KARACHI: The dollar’s slide against the rupee continued on Friday as the US currency traded as low as Rs96.10 in the inter-bank and Rs98.20 in the open market. Currency dealers in the inter-bank market said banks were suffering losses because of the unpredictable exchange rate and saw no end to dollar depreciation. “We traded the dollar at Rs96.10 and closed the trading at Rs96.20-30,” said Atif Ahmed, a currency dealer in the inter-bank.
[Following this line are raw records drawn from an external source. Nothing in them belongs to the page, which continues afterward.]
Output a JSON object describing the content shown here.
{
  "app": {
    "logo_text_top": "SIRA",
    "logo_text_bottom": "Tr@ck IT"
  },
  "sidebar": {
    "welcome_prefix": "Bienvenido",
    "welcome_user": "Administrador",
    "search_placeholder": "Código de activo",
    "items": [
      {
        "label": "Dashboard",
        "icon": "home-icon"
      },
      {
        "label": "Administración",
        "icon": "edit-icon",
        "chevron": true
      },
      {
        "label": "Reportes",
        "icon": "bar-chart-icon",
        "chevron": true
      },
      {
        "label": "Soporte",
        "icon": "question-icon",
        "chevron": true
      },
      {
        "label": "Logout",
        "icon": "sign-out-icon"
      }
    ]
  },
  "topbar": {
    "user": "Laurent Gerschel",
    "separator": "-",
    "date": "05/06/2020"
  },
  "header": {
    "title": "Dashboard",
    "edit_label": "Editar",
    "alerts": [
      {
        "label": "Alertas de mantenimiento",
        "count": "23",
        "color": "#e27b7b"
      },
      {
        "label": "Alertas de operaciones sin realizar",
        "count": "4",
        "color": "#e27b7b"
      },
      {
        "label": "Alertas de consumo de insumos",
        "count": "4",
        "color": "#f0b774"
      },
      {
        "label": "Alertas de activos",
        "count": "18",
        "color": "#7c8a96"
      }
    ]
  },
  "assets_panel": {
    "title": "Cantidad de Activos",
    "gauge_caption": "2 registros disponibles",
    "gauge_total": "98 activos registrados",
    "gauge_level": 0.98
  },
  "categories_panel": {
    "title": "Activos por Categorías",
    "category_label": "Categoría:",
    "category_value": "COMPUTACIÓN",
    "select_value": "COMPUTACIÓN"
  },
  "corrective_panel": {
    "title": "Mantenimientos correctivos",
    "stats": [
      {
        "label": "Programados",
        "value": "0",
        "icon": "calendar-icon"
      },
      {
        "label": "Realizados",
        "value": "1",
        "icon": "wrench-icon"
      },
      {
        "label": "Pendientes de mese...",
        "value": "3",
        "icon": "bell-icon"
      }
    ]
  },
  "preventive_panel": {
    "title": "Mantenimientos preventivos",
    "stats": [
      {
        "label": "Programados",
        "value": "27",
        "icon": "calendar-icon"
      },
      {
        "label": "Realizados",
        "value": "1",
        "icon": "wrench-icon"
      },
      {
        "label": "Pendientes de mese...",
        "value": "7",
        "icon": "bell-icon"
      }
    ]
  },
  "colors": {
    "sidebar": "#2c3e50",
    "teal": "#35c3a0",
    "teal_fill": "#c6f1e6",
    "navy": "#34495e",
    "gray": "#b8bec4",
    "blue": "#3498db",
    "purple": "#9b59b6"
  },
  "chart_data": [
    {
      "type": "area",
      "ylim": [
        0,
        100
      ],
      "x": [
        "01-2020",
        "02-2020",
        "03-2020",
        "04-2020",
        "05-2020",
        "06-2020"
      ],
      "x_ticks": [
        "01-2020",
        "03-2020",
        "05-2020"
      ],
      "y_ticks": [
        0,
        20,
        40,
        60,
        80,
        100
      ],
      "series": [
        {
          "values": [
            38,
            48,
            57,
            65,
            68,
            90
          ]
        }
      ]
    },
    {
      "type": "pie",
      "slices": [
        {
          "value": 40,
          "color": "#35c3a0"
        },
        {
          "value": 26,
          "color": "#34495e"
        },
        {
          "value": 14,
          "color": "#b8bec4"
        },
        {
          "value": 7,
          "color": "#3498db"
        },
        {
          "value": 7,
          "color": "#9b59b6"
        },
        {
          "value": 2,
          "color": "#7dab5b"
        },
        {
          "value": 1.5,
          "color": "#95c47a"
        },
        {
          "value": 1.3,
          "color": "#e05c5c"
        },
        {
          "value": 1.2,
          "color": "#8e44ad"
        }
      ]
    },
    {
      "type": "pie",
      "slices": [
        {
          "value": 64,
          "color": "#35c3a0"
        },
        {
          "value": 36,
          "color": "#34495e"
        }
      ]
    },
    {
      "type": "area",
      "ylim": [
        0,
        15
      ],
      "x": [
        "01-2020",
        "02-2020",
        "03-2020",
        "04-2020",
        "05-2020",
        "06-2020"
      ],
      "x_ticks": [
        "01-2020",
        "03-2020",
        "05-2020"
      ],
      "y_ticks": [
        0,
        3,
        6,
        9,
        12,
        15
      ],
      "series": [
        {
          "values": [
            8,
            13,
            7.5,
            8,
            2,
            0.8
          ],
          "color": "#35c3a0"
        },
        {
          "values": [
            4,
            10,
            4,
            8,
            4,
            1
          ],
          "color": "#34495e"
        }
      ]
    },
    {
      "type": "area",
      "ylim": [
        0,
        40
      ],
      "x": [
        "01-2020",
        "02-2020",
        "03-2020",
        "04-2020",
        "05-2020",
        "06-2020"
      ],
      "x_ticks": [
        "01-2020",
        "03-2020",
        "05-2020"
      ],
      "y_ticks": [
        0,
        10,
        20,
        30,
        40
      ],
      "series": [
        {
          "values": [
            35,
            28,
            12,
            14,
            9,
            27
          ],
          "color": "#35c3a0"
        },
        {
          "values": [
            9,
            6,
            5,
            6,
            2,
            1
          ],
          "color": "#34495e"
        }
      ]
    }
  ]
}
He said dollar inflows were very high despite regular payments, including for oil, by the private sector.
Bankers attribute the higher inflows coming into the market of export proceeds, higher remittances and loans and payments coming from bilateral and multilateral sources.
“We are only thinking of the dollar’s slide as the rupee has appreciated by 13 per cent over the past few months. There is no sign yet that the trend will change soon,” Atif Ahmed said.
The successful launch of Eurobond by Pakistan, which fetched $2 billion instead of an estimated $500 million, put enormous pressure on the exchange rate.
“No one was expecting that Eurobond would fetch $2bn. This has put pressure on the dollar. Moreover, the auction of 3G telecom licence may bring more foreign inflows. Investors are selling the dollar because they see foreign exchange reserves at the higher side,” said Mohammad Sohail, CEO of Topline Securities.
The open market also saw a sharp reduction in the value of dollar as it lost Rs1.5. The greenback declined to Rs98.20 and at some places even below Rs97.50. There were no buyers and exchange companies deposited most of their holdings in banks.
Malik Bostan, Chairman of the Exchange Companies Association of Pakistan, said the dollar might stay at Rs95 in the open market, but it was difficult to say for how long.
Analysts and currency watchers cautioned that the rupee’s sudden appreciation could be dangerous for export and export-related industries. “This year we saw a 10 per cent depreciation of the rupee and now a 13pc gain. The extreme volatility can ruin businesses,” said Eman Khan of Aerari, an application that tracks currencies.
The government should not take the sharp appreciation of rupee as a positive indicator.
“The extraordinary rally should be sending distress signals to high-ups if we are to protect our industries,” said Faisal Mamsa of Landmark Capital.